1

A custom processor which buffers events in a simple java.util.List in process() - this buffer is not a state store.

Every 30 seconds WALL_CLOCK_TIME, punctuate() sorts this list and flushes to the sink. Assume only single partition source and sink. EOS processing guarantee is required.

I know that at any given time either process() gets executed or punctuate() gets executed.

I am concerned about this buffer not being backed by changelog topic. Ideally I believe this should have been a state store to support EOS.

But there is an argument that setting commit.interval to more than 30 seconds - i.e. say 40 seconds, will make sure that the events in the buffer would never be lost. And also since we are using WALL_CLOCK_TIME, the punctuate() will always be called every 30 seconds regardless of whether we have events are not.

Is this a valid argument?
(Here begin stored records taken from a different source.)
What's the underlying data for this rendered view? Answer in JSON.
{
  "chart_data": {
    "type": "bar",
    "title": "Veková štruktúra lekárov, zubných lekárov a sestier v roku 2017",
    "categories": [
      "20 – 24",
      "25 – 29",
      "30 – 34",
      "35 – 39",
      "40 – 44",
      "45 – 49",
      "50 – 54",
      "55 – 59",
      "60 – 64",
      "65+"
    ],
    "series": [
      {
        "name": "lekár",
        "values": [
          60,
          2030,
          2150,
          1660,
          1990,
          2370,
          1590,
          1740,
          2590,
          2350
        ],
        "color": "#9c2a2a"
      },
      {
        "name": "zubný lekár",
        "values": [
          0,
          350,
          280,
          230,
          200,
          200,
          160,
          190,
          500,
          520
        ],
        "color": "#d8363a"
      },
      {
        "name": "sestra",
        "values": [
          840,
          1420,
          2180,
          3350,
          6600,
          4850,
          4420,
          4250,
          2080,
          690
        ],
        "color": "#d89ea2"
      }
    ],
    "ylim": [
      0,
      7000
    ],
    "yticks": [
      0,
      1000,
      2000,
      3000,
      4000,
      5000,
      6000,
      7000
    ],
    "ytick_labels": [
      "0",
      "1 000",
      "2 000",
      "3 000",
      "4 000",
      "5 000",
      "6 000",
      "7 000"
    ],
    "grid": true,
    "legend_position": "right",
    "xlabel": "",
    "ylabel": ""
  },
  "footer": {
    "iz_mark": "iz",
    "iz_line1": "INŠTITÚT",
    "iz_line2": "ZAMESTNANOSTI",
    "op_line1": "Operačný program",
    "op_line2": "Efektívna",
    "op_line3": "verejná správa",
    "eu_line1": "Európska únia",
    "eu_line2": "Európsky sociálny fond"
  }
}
What are the cases here that will make the events in the buffer lost forever?

@Override
public void init(ProcessorContext processorContext) {
    super.init(processorContext);
    this.buffer = new ArrayList<>();
    context().schedule(Duration.ofSeconds(20L), PunctuationType.WALL_CLOCK_TIME, this::flush);
}

void flush(long timestamp){
    LOG.info("Punctuator invoked.....");
    buffer.stream().sorted(Comparator.comparing(o -> o.getId())).forEach(
            i -> context().forward(i.getId(), i)
    );
}

@Override
public void process(String key, Customer value) {
    LOG.info("Processing {}", key);
    buffer.add(value);
}
  • If the application encounters an unrecoverable error that is not / cannot be handled that list that is not persisted or distributed would be lost. – Nic Pegg Jul 01 '20 at 04:58
  • I recommend to use Kafka state store like KeyValueStore, so your stream will be fault tolerant. with your current implementation, you might lose messages from time to time. please take a look at [similar post](https://stackoverflow.com/a/49389721/2335775) – Vasyl Sarzhynskyi Jul 01 '20 at 05:18
  • As an atlernative to List, you can use a *persistent* `KeyValueStore` that allows you iterate over it in the *insertion order* to mimic the behaviour of a `List` – JavaTechnical Jul 01 '20 at 06:12

1 Answers1

1

I sort of figured few arguments against tuning commit and punctuate interval and calling this setup foolproof.

From docs, on WALL_CLOCK_TIME

This is best effort only as its granularity is limited by how long an iteration of the processing loop takes to complete

It's possible to "miss" a punctuation if: with PunctuationType#WALL_CLOCK_TIME, on GC pause, too short interval

Ideal :

punctuate : |-------20s-------|-------20s-------|------20s-------|------20s------|

c o m m it : |------------30s------------|------------30s-----------|------------30s---

Say process() took too much time (say 18 seconds) so punctuate() was not invoked for the second run at 40th second - because as doc mentioned, too short interval.

Now at 31st second, if the application crashes, even with eos enabled, events in buffer would have been committed at source. At restart, the buffer would be lost.

punctuate : |-------20s-------|------process()---------20s-------|------20s------|

c o m m it : |------------30s------------|------------30s-------------|------------30s---

Hence it is not valid argument that tuning commit and punctuate interval would curb the need for state store.